When Carrie and Miranda visited Magnolia Bakery on “Sex and the City” in 2004, they put gourmet cupcakes on the map.
But 10 years later, after countless TV bake-offs, and cupcake store openings on seemingly every street corner, the treats aren’t quite as sweet.
Cupcake giant Crumbs bakery declared bankruptcy.
In 2004, there were nearly 3,000 articles on cupcakes. Last year? 998. And most of them weren’t even about cupcakes. They wanted to know one thing: what’s the next cupcake?
And now? Ryan Palmer thinks he’s onto something. He owns Gourdough’s in Austin.
“Basically we found out that we could do anything we want to do with a donut,” Palmer says.
The $6 donuts can be sweet or savory – everything from chicken fried steak to peanut butter and jelly. Palmer says business is just fine.
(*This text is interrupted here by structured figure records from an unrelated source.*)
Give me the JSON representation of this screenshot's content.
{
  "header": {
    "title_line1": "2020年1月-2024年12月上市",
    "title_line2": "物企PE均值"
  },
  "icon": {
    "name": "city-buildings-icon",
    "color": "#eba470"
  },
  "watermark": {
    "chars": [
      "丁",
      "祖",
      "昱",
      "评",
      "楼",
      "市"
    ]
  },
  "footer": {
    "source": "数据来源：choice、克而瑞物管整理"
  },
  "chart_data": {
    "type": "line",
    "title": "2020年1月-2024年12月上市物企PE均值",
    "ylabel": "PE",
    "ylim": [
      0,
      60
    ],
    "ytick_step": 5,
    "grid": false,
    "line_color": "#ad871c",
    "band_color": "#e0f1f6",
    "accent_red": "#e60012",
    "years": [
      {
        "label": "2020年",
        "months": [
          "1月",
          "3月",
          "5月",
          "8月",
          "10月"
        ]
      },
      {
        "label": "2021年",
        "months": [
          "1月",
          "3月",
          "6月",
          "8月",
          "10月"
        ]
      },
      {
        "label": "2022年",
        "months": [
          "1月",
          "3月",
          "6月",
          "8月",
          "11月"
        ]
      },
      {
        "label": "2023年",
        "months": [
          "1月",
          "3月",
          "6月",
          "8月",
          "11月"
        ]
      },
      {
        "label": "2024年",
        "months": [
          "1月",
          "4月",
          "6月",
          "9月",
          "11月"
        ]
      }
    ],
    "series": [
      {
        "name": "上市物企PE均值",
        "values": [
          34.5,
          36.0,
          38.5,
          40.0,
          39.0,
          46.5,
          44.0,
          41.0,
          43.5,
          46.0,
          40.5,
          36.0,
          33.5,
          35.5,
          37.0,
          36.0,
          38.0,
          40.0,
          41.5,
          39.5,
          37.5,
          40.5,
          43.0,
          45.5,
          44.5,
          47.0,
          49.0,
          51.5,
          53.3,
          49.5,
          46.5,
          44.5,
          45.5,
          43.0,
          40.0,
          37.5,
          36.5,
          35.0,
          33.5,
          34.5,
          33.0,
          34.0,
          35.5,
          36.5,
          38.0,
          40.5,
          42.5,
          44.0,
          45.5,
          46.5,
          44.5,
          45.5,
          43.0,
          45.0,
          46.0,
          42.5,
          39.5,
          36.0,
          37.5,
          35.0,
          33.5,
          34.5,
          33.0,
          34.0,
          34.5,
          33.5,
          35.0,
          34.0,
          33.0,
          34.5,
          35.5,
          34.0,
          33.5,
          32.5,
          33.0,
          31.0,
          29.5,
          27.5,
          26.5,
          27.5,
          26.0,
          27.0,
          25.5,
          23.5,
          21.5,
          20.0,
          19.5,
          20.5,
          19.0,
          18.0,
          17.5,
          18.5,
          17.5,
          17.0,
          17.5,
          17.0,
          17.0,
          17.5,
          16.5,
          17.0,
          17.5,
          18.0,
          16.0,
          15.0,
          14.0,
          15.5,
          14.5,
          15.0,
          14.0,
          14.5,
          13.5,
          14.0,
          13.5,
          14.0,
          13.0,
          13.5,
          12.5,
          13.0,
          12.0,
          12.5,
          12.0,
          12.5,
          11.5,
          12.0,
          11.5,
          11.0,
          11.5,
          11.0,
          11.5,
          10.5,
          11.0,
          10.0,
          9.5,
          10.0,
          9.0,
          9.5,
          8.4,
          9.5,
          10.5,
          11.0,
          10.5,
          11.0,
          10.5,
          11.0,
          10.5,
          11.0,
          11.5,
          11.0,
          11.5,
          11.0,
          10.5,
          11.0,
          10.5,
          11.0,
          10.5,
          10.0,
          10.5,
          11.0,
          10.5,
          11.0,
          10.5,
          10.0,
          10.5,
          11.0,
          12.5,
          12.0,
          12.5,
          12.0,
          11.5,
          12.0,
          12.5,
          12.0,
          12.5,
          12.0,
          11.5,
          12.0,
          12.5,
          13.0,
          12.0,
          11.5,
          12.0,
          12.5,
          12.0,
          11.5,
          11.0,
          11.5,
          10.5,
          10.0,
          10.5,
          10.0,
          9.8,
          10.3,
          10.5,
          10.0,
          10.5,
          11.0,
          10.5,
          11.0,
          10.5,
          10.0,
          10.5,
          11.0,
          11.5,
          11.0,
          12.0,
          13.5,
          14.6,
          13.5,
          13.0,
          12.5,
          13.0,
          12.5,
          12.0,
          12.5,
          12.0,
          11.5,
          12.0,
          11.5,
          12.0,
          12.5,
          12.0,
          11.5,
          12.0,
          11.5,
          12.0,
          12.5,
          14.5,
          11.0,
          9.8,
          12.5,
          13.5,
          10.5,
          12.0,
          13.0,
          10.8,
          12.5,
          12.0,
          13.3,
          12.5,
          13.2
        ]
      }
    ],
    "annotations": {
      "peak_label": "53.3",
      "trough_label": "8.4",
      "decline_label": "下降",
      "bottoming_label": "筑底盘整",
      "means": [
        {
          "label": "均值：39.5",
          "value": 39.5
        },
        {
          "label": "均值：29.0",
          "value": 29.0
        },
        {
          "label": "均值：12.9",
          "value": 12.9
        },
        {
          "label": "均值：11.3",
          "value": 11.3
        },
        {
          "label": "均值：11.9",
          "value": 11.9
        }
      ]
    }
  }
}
“Everybody likes fried food,” he says. “Donut’s fried, cupcakes aren’t, makes them extra better.”
But fads can fry out so fast. For every singe success story, there’s been two satisfries. Right?
All About Branding
Brian Herbstreit says the right branding keeps a pastry fresher longer. That’s why he bought into a franchise instead of starting from scratch. “Nothing Bundt Cakes” spent a lot of time up front finding out what customers want.
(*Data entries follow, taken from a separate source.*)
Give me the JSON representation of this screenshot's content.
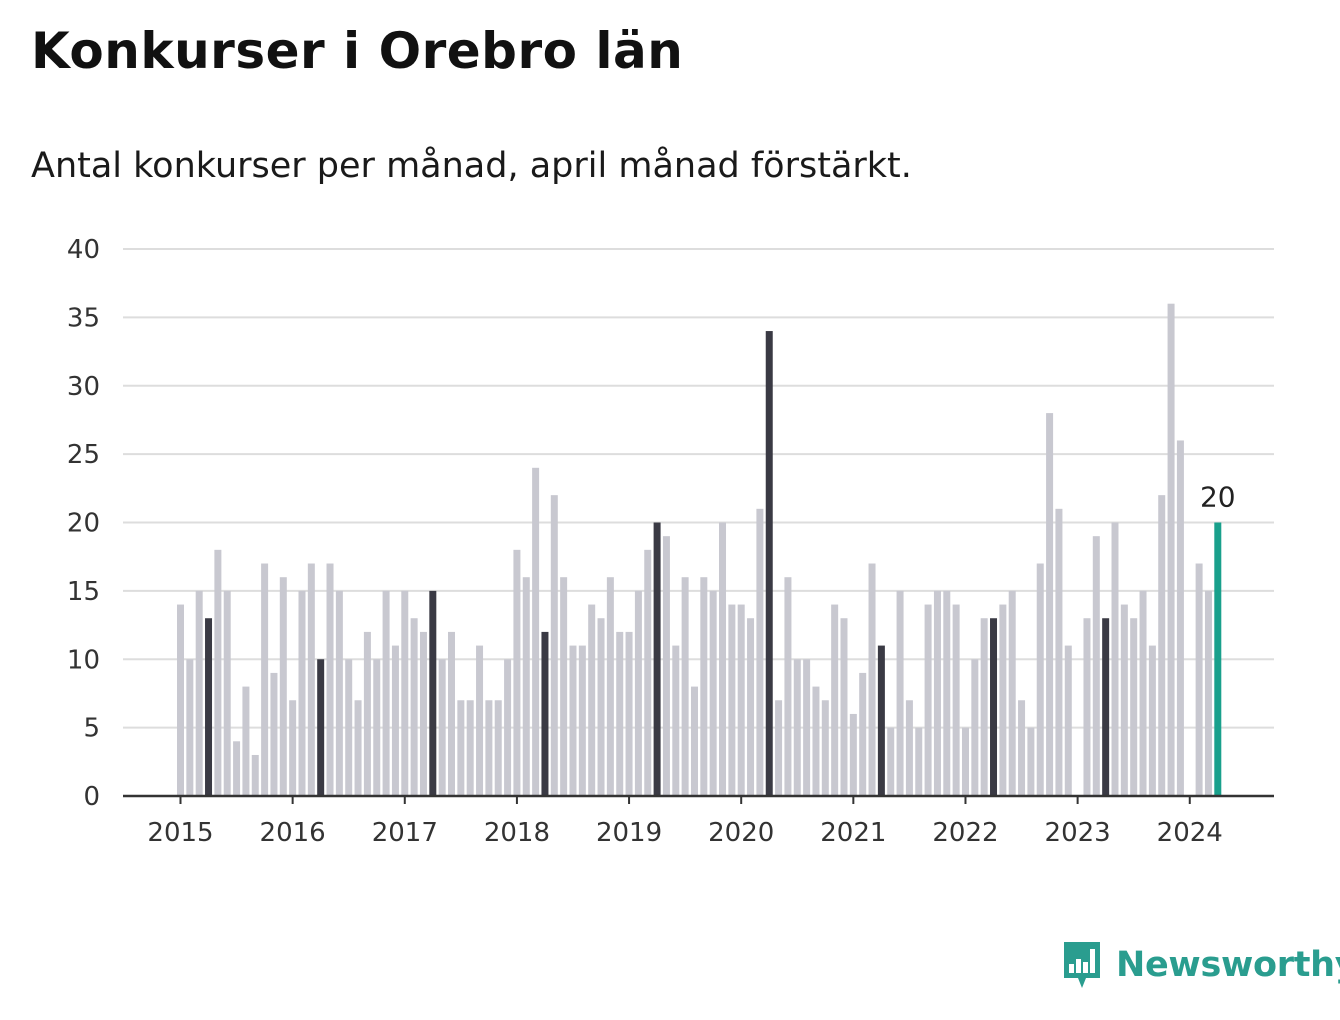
{
  "title": "Konkurser i Orebro län",
  "subtitle": "Antal konkurser per månad, april månad förstärkt.",
  "brand": {
    "name": "Newsworthy",
    "icon": "bar-chart-speech-bubble-icon",
    "color": "#2a9d8f"
  },
  "colors": {
    "regular": "#c8c8d0",
    "april": "#3a3a44",
    "latest": "#19a08c",
    "grid": "#dddddd",
    "axis": "#333333"
  },
  "chart_data": {
    "type": "bar",
    "title": "Konkurser i Orebro län",
    "subtitle": "Antal konkurser per månad, april månad förstärkt.",
    "xlabel": "",
    "ylabel": "",
    "ylim": [
      0,
      40
    ],
    "yticks": [
      0,
      5,
      10,
      15,
      20,
      25,
      30,
      35,
      40
    ],
    "xticks": [
      "2015",
      "2016",
      "2017",
      "2018",
      "2019",
      "2020",
      "2021",
      "2022",
      "2023",
      "2024"
    ],
    "start": "2015-01",
    "highlight": "april",
    "grid": true,
    "values": [
      14,
      10,
      15,
      13,
      18,
      15,
      4,
      8,
      3,
      17,
      9,
      16,
      7,
      15,
      17,
      10,
      17,
      15,
      10,
      7,
      12,
      10,
      15,
      11,
      15,
      13,
      12,
      15,
      10,
      12,
      7,
      7,
      11,
      7,
      7,
      10,
      18,
      16,
      24,
      12,
      22,
      16,
      11,
      11,
      14,
      13,
      16,
      12,
      12,
      15,
      18,
      20,
      19,
      11,
      16,
      8,
      16,
      15,
      20,
      14,
      14,
      13,
      21,
      34,
      7,
      16,
      10,
      10,
      8,
      7,
      14,
      13,
      6,
      9,
      17,
      11,
      5,
      15,
      7,
      5,
      14,
      15,
      15,
      14,
      5,
      10,
      13,
      13,
      14,
      15,
      7,
      5,
      17,
      28,
      21,
      11,
      0,
      13,
      19,
      13,
      20,
      14,
      13,
      15,
      11,
      22,
      36,
      26,
      0,
      17,
      15,
      20
    ],
    "annotations": [
      {
        "month": "2024-04",
        "value": 20,
        "text": "20"
      }
    ]
  }
}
“Bundtinis are the smallest size, we sell those by the dozen. We have bundlets – bundtlets are about the size of your fist, that’s our version of a cupcake,” Herbstreit says.
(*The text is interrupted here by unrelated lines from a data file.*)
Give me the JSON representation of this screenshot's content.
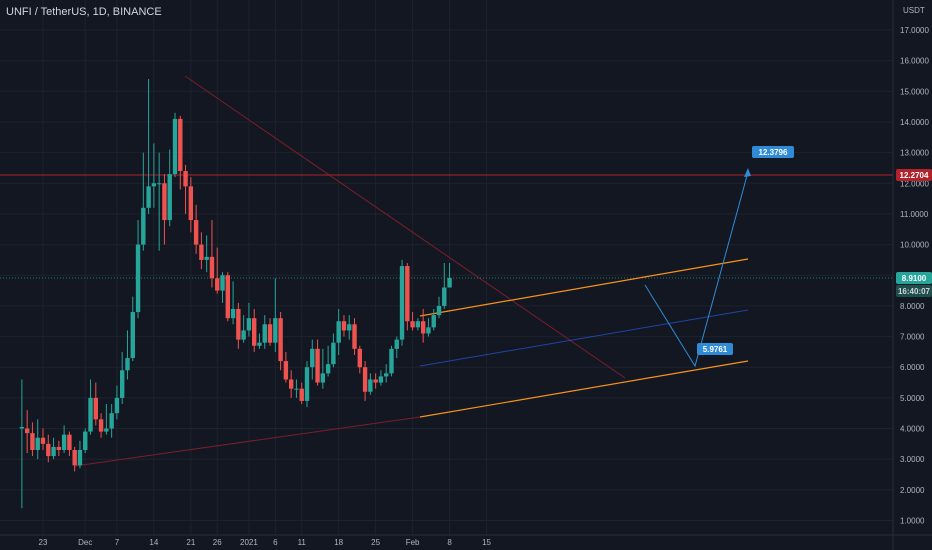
{
  "header": {
    "title": "UNFI / TetherUS, 1D, BINANCE"
  },
  "axis_currency": "USDT",
  "colors": {
    "bg": "#131722",
    "up": "#26a69a",
    "down": "#ef5350",
    "grid": "#1e222d",
    "channel": "#f7931a",
    "trend": "#7a1f2a",
    "projection": "#2962ff",
    "hline": "#b2222a"
  },
  "price_labels": {
    "resistance": "12.2704",
    "current": "8.9100",
    "countdown": "16:40:07",
    "target_high": "12.3796",
    "target_low": "5.9761"
  },
  "chart_data": {
    "type": "candlestick",
    "title": "",
    "yaxis_ticks": [
      "1.0000",
      "2.0000",
      "3.0000",
      "4.0000",
      "5.0000",
      "6.0000",
      "7.0000",
      "8.0000",
      "9.0000",
      "10.0000",
      "11.0000",
      "12.0000",
      "13.0000",
      "14.0000",
      "15.0000",
      "16.0000",
      "17.0000"
    ],
    "xaxis_ticks": [
      {
        "label": "23",
        "day": 0
      },
      {
        "label": "Dec",
        "day": 8
      },
      {
        "label": "7",
        "day": 14
      },
      {
        "label": "14",
        "day": 21
      },
      {
        "label": "21",
        "day": 28
      },
      {
        "label": "26",
        "day": 33
      },
      {
        "label": "2021",
        "day": 39
      },
      {
        "label": "6",
        "day": 44
      },
      {
        "label": "11",
        "day": 49
      },
      {
        "label": "18",
        "day": 56
      },
      {
        "label": "25",
        "day": 63
      },
      {
        "label": "Feb",
        "day": 70
      },
      {
        "label": "8",
        "day": 77
      },
      {
        "label": "15",
        "day": 84
      }
    ],
    "ylim": [
      0.75,
      17.6
    ],
    "candles": [
      [
        4.0,
        4.05,
        5.6,
        1.4
      ],
      [
        4.0,
        3.85,
        4.6,
        3.2
      ],
      [
        3.85,
        3.3,
        4.2,
        3.1
      ],
      [
        3.3,
        3.7,
        4.3,
        3.0
      ],
      [
        3.7,
        3.5,
        4.0,
        3.3
      ],
      [
        3.5,
        3.1,
        3.8,
        2.9
      ],
      [
        3.1,
        3.4,
        3.7,
        3.0
      ],
      [
        3.4,
        3.3,
        3.6,
        3.1
      ],
      [
        3.3,
        3.8,
        4.1,
        3.2
      ],
      [
        3.8,
        3.3,
        3.9,
        3.1
      ],
      [
        3.3,
        2.8,
        3.4,
        2.6
      ],
      [
        2.8,
        3.3,
        3.6,
        2.7
      ],
      [
        3.3,
        3.9,
        4.0,
        3.2
      ],
      [
        3.9,
        5.0,
        5.6,
        3.8
      ],
      [
        5.0,
        4.3,
        5.5,
        4.1
      ],
      [
        4.3,
        3.9,
        4.5,
        3.7
      ],
      [
        3.9,
        4.0,
        4.8,
        3.8
      ],
      [
        4.0,
        4.5,
        4.8,
        3.7
      ],
      [
        4.5,
        5.0,
        5.4,
        4.3
      ],
      [
        5.0,
        5.9,
        6.5,
        4.8
      ],
      [
        5.9,
        6.3,
        7.2,
        5.6
      ],
      [
        6.3,
        7.8,
        8.3,
        6.2
      ],
      [
        7.8,
        10.0,
        10.8,
        7.6
      ],
      [
        10.0,
        11.2,
        13.0,
        9.8
      ],
      [
        11.2,
        11.9,
        15.4,
        11.0
      ],
      [
        11.9,
        12.0,
        13.3,
        11.2
      ],
      [
        12.0,
        12.0,
        13.0,
        9.8
      ],
      [
        12.0,
        10.8,
        12.3,
        10.0
      ],
      [
        10.8,
        12.3,
        13.1,
        10.6
      ],
      [
        12.3,
        14.1,
        14.3,
        12.2
      ],
      [
        14.1,
        12.4,
        14.2,
        11.8
      ],
      [
        12.4,
        11.9,
        12.6,
        11.0
      ],
      [
        11.9,
        10.8,
        12.2,
        10.4
      ],
      [
        10.8,
        10.0,
        11.3,
        9.7
      ],
      [
        10.0,
        9.5,
        10.4,
        9.2
      ],
      [
        9.5,
        9.6,
        10.3,
        9.1
      ],
      [
        9.6,
        8.9,
        10.8,
        8.6
      ],
      [
        8.9,
        8.5,
        9.9,
        8.4
      ],
      [
        8.5,
        9.0,
        9.1,
        8.1
      ],
      [
        9.0,
        7.6,
        9.1,
        7.5
      ],
      [
        7.6,
        7.9,
        8.8,
        7.4
      ],
      [
        7.9,
        6.9,
        8.1,
        6.6
      ],
      [
        6.9,
        7.2,
        7.7,
        6.8
      ],
      [
        7.2,
        7.6,
        8.1,
        7.0
      ],
      [
        7.6,
        6.7,
        7.9,
        6.5
      ],
      [
        6.7,
        6.8,
        7.1,
        6.6
      ],
      [
        6.8,
        7.4,
        7.7,
        6.6
      ],
      [
        7.4,
        6.8,
        7.6,
        6.7
      ],
      [
        6.8,
        7.6,
        8.9,
        6.5
      ],
      [
        7.6,
        6.2,
        7.8,
        5.9
      ],
      [
        6.2,
        5.6,
        6.5,
        5.5
      ],
      [
        5.6,
        5.3,
        5.9,
        5.0
      ],
      [
        5.3,
        5.3,
        5.6,
        5.0
      ],
      [
        5.3,
        4.9,
        5.5,
        4.8
      ],
      [
        4.9,
        6.0,
        6.2,
        4.7
      ],
      [
        6.0,
        6.6,
        6.9,
        5.6
      ],
      [
        6.6,
        5.5,
        6.9,
        5.4
      ],
      [
        5.5,
        5.8,
        6.6,
        5.3
      ],
      [
        5.8,
        6.1,
        6.7,
        5.7
      ],
      [
        6.1,
        6.8,
        7.1,
        6.0
      ],
      [
        6.8,
        7.5,
        7.9,
        6.4
      ],
      [
        7.5,
        7.2,
        7.7,
        7.0
      ],
      [
        7.2,
        7.4,
        7.7,
        6.9
      ],
      [
        7.4,
        6.6,
        7.6,
        6.4
      ],
      [
        6.6,
        6.0,
        6.7,
        5.8
      ],
      [
        6.0,
        5.2,
        6.2,
        4.9
      ],
      [
        5.2,
        5.6,
        5.8,
        5.1
      ],
      [
        5.6,
        5.5,
        5.8,
        5.3
      ],
      [
        5.5,
        5.7,
        5.9,
        5.4
      ],
      [
        5.7,
        5.8,
        6.1,
        5.5
      ],
      [
        5.8,
        6.6,
        6.7,
        5.7
      ],
      [
        6.6,
        6.9,
        7.0,
        6.3
      ],
      [
        6.9,
        9.3,
        9.5,
        6.7
      ],
      [
        9.3,
        7.5,
        9.4,
        7.2
      ],
      [
        7.5,
        7.3,
        7.8,
        7.2
      ],
      [
        7.3,
        7.5,
        7.6,
        7.2
      ],
      [
        7.5,
        7.1,
        7.9,
        6.8
      ],
      [
        7.1,
        7.3,
        7.6,
        7.0
      ],
      [
        7.3,
        7.7,
        7.9,
        7.2
      ],
      [
        7.7,
        8.0,
        8.3,
        7.6
      ],
      [
        8.0,
        8.6,
        9.4,
        7.9
      ],
      [
        8.6,
        8.91,
        9.4,
        8.6
      ]
    ]
  }
}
Herbstreit thinks the small size, coupled with the combination of nostalgia and trendiness, is an irresistible draw for old and young alike. So where can you catch some of that lightning in a bottle? University of Houston marketing professor Betsy Gelb says the secret to baked success is social – as in Pinterest, Twitter and Tumblr.
“It’s a conversation piece; now you have something to maybe talk about on social media,” Gelb says. “All of that tremendously helps what I call the upstart baker.”
So whatever you buy for your sweetie this Valentine’s Day – make sure to take lots of pictures.